When I was a teenager, I couldn't quite understand Hamlet's delay in avenging his father. Perhaps my mind was still too steeped in the Homeric tradition, thirsty for violence and longing to uphold codes of honor and loyalty. In my 20s, I viewed Hamlet's inner turmoil more philosophically, examining his existentialism much more closely and picking apart the nuances of his conflicted words, ideas, and actions--mostly because professors made me. But as I near 40, with my wisdom of real life slightly more honed, I think of Hamlet a bit differently.

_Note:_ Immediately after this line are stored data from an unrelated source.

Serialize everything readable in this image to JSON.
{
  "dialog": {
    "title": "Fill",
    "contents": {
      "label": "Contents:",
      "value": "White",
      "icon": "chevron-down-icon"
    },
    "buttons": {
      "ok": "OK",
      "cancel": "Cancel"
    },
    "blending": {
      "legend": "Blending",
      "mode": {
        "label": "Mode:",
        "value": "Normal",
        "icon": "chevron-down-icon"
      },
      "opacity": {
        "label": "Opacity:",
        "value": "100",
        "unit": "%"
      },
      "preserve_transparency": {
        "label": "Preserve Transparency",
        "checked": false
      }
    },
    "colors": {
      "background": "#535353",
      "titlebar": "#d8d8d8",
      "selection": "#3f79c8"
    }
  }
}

I read his words and watch the chaos he creates (within himself and across the entirety of the play's participants) and I think to myself, "That seems about right." I'm not angered by his inaction, and I don't much care for parsing out his craziness as real or manufactured. I simply see a man stuck, as we all are stuck in some way or other. He knows a lot, yet he knows he doesn't know a lot. And that is, in its own way, the most important quality he attains over the course of the play. We can never know everything, so the best we can do is come up with ways not to destroy everyone, as well as ourselves in the process. When we assume to know it all, that can lead to as many disastrous consequences as knowing nothing. We are perpetually in the middle between omniscience and obliviousness. Truth is the only option for a relative version of salvation.
So when Hamlet first does nothing, then tries to manipulate others, then resigns to murder at the end, each of these options neglects the revelation of truth. Through his circuitous maneuvers, all roads are bad because they all end up in destruction. The choice he avoids, speaking the truth from the outset, is sometimes the easiest, yet most scary, path of all. And at this point in my life, that is what I get from Shakespeare's masterwork: live my life so that I speak the truth without destroying myself and everyone around me. Not always an easy task, but a worthy goal, I say.
Try re-examining a work of literature from your past this week. While the words and pages will look the same, see if you are any different this time around.